Judicial review cases deal with all sorts of issues, ranging from the individual (for instance, where social workers have refused to believe that a homeless child was destitute) to the local (such as whether the implementation of low-traffic neighbourhoods adequately considers the impact on people with disabilities) to high matters of state. Recent examples include the Supreme Court challenge against Johnson’s decision to prorogue Parliament, and a case about whether he should have sacked Priti Patel for bullying. In an important judicial review case just before Christmas, the High Court found in favour of a number of the Windrush Scandal’s victims: the Home Office had refused the claimants citizenship because they had not been in the UK at the relevant time—but that was because the Home Office itself had refused to let them back in.

Raab’s proposal is a drastic one. As things stand, as the Supreme Court put it in 2015, ‘it is a basic principle that a decision of a court is binding as between the parties, and cannot be ignored or set aside by anyone, including (indeed, it may fairly be said, least of all) the executive’. When the government loses a case, the courts can quash any unlawful actions, and order a minister to comply with the law. Ultimately, a judge could commit a public official to prison for breaching a court order in exactly the same way as the Insulate Britain protesters have been jailed for breaching an injunction.

This may sound far-fetched, but the government does occasionally come close.  In 2017, for example, a twenty-three-year-old asylum seeker applied to have then-Home Secretary Amber Rudd sent to prison for breaching multiple court orders requiring her to bring him back to the UK. It’s this system of binding and enforceable legal remedies that Raab is currently trying to weaken, and which he eventually hopes to be able to ignore entirely.

In a system of Parliamentary sovereignty, the government has always been able to change the legislation in order to avoid the consequences of an inconvenient court decision. What’s new and troubling about Raab’s approach is that it would confer that right on the executive. It’s a power grab.

It’s also quite a significant constitutional change, and the most recent proposals weren’t even in the Conservatives’ election manifesto, so there’s no democratic mandate. And it’s a characteristically Johnsonian move: discreetly autocratic, informed by a sense of personal ministerial superiority, and designed to relieve the government of the hard work of legislating or complying with the law.

Confected panics about judicial review are nothing new. At the tail-end of the Thatcher years an influential booklet called The Judge Over Your Shoulder was distributed among civil servants, which painted the review courts in an unflattering light. The mid-90s then saw a mild media frenzy about a perceived increase in ‘judicial activism’, which now recurs periodically. The Cameron government made its own attempt to water-down judicial review in 2015.

But these proposals go further than any UK government has gone before. Like the Nationality and Borders Bill, and like the Police, Crime, Sentencing and Courts Bill, these curbs on judicial review are measures that were once a hard-right fantasy, but are now likely to get voted through with a healthy majority. Even the American right, with its fetish for checks and balances, prefers to stuff its courts rather than strip them of their powers.

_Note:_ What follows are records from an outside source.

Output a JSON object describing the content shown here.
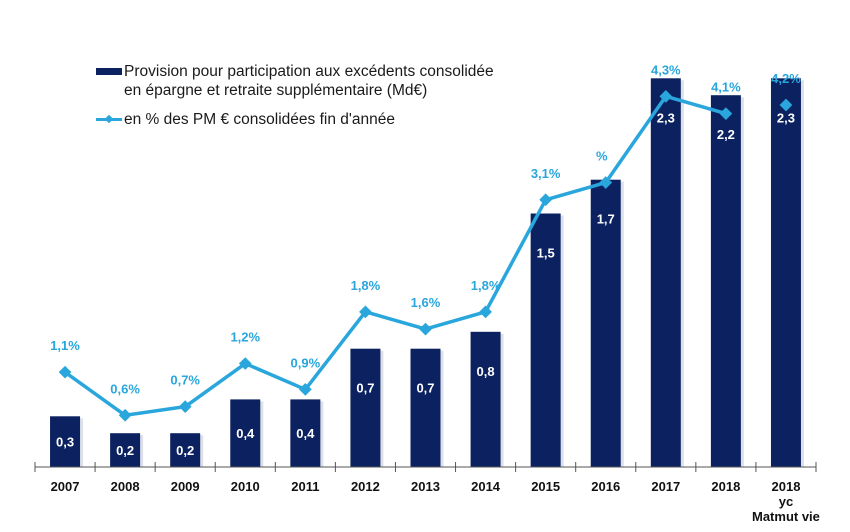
{
  "chart_data": {
    "type": "bar",
    "title": "",
    "xlabel": "",
    "ylabel": "",
    "grid": false,
    "legend_position": "top-left",
    "categories": [
      [
        "2007"
      ],
      [
        "2008"
      ],
      [
        "2009"
      ],
      [
        "2010"
      ],
      [
        "2011"
      ],
      [
        "2012"
      ],
      [
        "2013"
      ],
      [
        "2014"
      ],
      [
        "2015"
      ],
      [
        "2016"
      ],
      [
        "2017"
      ],
      [
        "2018"
      ],
      [
        "2018",
        "yc",
        "Matmut vie"
      ]
    ],
    "series": [
      {
        "name": "Provision pour participation aux excédents consolidée\nen épargne et retraite supplémentaire  (Md€)",
        "kind": "bar",
        "color": "#0c2260",
        "values": [
          0.3,
          0.2,
          0.2,
          0.4,
          0.4,
          0.7,
          0.7,
          0.8,
          1.5,
          1.7,
          2.3,
          2.2,
          2.3
        ],
        "labels": [
          "0,3",
          "0,2",
          "0,2",
          "0,4",
          "0,4",
          "0,7",
          "0,7",
          "0,8",
          "1,5",
          "1,7",
          "2,3",
          "2,2",
          "2,3"
        ]
      },
      {
        "name": "en % des PM € consolidées fin d'année",
        "kind": "line",
        "color": "#29a6dc",
        "values": [
          1.1,
          0.6,
          0.7,
          1.2,
          0.9,
          1.8,
          1.6,
          1.8,
          3.1,
          3.3,
          4.3,
          4.1,
          4.2
        ],
        "labels": [
          "1,1%",
          "0,6%",
          "0,7%",
          "1,2%",
          "0,9%",
          "1,8%",
          "1,6%",
          "1,8%",
          "3,1%",
          "%",
          "4,3%",
          "4,1%",
          "4,2%"
        ],
        "connected_points": 12
      }
    ],
    "y_bar_range": [
      0,
      2.6
    ],
    "y_line_range": [
      0,
      5.2
    ]
  }
}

The current government is characterised by ministers who have broken the rules, and who have then tried to weather the legal and political storms. Johnson, Patel, Hancock, Jenrick, Paterson—it may be easier to list the government ministers who haven’t found themselves in trouble. The government is also probably fed up with the constant stream of successful legal challenges that have been brought in recent years. In that context, it’s easy to understand why the government is so keen to free itself from the obligation to comply with legal rulings.